That Didn’t Take Long! May 18, 2025 / Ari Magnusson
In my last post, I noted my concern with the risk of AI politicization, specifically around the intentional directing of chatbots to be biased, ideological, or to push misinformation. Yesterday, many news sources reported that xAI’s chatbot, Grok, had been programmed to spread misinformation about white genocide in South Africa. It turned out that someone had inserted a system prompt—a specific instruction given to a chatbot on how to respond to users—to spread this misinformation. However, the system prompt contained a bug that made Grok share this misinformation for ALL requests, resulting in hilariously bizarre answers to questions having nothing to do with South Africa.
Further tests revealed that Grok had also been instructed to spread misinformation related to the Holocaust. This follows yet another incident in which Grok had been instructed to stop saying that Elon Musk and Donald Trump are top spreaders of misinformation. When asked who might have provided all these system prompts, Grok pointed to Musk.
These incidents indicate the need for at least two levels of verification for chatbots to ensure they haven’t been programmed to generate results containing misinformation, bias, conspiracy theories, or other slanted views. The first is to have third-party verification that the owner of the chatbot has appropriate controls in place to prevent these types of changes (xAI obviously fails this test). The second is a way to verify whether a chatbot has been compromised—i.e., by having the chatbot analyze and disclose any of its own system prompts that would result in misinformation or bias. The test, of course, would have to be foolproof so the chatbot could not cheat, a la VW’s dieselgate, in which the company programmed their cars to use pollution controls when being tested, but to bypass those controls during regular driving.

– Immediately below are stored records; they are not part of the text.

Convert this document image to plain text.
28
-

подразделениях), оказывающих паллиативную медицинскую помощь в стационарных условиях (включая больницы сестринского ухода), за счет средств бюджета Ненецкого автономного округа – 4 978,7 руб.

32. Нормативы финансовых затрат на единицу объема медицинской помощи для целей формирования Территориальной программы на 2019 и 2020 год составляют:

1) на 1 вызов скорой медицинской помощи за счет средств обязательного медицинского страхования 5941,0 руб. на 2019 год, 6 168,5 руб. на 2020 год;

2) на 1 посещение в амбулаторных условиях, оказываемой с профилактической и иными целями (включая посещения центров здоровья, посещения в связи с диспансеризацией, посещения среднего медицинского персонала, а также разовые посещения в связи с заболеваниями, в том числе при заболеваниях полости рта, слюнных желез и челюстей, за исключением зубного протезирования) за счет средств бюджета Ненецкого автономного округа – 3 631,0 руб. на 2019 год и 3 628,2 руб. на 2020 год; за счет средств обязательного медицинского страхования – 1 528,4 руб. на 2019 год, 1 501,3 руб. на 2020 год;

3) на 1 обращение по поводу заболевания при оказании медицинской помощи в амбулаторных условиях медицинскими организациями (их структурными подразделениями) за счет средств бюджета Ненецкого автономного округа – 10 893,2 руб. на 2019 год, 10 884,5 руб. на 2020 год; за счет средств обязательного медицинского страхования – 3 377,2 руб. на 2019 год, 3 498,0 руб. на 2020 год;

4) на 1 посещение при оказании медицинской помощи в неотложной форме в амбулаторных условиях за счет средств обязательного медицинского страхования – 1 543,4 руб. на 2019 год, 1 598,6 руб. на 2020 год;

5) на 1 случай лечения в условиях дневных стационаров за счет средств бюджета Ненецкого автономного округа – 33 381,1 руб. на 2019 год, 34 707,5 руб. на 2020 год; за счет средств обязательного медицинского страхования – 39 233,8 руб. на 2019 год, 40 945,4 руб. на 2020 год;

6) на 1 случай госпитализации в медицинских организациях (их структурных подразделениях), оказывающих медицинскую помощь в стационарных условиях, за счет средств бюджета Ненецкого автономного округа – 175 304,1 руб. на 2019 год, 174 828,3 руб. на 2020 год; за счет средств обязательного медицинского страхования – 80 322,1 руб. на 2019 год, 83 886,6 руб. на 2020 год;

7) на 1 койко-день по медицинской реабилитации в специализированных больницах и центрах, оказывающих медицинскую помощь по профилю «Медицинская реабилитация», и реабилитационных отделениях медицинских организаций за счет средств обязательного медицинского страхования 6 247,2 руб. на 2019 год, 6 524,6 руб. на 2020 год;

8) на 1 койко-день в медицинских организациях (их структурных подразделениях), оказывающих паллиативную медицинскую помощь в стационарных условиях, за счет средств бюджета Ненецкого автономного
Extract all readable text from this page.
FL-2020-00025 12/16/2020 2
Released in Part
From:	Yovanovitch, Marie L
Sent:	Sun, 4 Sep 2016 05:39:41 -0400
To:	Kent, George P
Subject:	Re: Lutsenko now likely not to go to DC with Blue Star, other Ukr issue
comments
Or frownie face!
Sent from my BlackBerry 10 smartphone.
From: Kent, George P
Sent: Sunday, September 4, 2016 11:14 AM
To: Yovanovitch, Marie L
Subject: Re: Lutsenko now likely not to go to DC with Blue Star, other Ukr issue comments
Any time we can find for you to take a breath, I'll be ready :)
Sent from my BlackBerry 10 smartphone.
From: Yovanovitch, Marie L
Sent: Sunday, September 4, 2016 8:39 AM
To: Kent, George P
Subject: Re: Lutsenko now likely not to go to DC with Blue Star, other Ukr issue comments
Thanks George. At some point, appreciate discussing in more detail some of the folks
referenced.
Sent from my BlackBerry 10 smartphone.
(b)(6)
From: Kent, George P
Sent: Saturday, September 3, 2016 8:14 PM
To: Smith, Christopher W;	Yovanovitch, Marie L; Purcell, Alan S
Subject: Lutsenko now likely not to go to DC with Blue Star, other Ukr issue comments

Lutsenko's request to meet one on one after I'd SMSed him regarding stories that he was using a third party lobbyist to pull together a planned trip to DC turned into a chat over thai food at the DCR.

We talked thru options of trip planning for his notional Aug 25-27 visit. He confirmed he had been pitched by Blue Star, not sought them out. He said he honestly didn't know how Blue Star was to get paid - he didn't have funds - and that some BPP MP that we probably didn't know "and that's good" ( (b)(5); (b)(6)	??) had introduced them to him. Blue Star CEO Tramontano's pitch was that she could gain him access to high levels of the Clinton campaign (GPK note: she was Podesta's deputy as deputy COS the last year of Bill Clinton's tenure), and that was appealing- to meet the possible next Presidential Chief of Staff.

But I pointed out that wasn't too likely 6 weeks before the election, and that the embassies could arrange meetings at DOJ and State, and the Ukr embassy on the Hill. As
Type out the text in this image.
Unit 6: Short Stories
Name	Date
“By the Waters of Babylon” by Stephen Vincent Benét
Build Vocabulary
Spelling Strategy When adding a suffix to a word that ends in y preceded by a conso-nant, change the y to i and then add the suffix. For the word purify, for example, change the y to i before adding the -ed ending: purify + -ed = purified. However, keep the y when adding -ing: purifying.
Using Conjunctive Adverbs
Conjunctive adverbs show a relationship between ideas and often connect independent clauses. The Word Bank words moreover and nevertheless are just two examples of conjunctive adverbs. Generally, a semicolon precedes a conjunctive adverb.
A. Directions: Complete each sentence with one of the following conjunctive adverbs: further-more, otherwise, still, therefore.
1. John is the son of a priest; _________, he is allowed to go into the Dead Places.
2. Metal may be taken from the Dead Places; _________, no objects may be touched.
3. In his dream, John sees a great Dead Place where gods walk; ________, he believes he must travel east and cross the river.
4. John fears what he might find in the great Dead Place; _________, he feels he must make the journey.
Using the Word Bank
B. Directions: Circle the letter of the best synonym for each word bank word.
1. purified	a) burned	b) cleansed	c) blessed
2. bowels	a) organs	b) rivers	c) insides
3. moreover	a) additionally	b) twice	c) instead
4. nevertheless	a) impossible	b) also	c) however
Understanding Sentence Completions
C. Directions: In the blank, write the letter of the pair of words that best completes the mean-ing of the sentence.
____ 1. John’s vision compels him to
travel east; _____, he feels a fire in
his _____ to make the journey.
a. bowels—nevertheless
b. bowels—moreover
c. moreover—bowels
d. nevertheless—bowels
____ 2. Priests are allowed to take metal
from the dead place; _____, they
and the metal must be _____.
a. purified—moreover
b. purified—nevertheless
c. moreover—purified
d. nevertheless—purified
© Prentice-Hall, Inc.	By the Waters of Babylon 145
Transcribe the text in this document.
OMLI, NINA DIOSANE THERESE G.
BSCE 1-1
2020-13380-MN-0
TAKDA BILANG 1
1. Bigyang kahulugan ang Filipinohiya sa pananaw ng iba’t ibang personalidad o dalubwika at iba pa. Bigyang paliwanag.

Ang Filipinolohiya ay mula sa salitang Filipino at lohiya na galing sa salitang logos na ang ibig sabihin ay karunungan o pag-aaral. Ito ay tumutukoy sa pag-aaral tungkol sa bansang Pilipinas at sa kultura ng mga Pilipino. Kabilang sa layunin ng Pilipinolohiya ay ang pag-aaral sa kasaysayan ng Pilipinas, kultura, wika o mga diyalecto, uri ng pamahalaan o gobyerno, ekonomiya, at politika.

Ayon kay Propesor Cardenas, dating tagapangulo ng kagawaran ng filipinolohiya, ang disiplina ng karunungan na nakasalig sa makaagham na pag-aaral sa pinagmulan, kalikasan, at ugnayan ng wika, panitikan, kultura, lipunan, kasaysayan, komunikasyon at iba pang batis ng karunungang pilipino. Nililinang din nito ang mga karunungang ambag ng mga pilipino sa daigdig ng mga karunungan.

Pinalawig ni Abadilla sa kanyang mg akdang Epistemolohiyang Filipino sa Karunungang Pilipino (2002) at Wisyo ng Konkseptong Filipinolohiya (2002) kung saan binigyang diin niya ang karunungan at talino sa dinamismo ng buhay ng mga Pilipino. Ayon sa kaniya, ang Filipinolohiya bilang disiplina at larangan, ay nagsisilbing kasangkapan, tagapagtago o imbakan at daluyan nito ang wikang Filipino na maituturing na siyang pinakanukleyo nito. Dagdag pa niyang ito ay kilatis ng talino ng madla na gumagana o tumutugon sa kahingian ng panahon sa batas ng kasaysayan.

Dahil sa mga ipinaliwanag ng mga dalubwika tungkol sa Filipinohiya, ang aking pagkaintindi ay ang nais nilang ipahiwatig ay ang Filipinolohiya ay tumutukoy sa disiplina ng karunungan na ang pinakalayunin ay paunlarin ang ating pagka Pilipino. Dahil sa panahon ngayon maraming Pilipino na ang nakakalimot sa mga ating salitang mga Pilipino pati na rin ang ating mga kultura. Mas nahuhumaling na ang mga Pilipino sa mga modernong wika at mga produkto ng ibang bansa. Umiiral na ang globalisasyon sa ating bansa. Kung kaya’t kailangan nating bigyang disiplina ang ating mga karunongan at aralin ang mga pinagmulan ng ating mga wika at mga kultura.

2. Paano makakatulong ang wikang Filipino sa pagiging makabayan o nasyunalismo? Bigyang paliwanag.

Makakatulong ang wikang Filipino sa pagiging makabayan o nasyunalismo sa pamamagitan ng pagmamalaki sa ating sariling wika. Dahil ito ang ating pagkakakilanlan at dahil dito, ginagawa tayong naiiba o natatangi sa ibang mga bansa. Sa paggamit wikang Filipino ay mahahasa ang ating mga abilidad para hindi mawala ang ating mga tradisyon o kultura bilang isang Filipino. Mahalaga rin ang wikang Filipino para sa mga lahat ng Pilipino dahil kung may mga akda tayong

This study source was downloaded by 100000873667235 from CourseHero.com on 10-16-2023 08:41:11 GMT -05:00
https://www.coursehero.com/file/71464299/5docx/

One possible upside of these incidents is that they allay my fears of AI ever becoming too powerful or posing an existential threat to humanity. AI has the power to separate fact from fiction to reveal unbiased truth. That unbiased truth poses a threat to those who peddle in misinformation or whose worldviews are based on ideologies or religions which by definition are an alternative to truth. As long as those in power adhere to worldviews that are threatened by truth, they will prevent AI from ever exceeding the limited thinking of humans.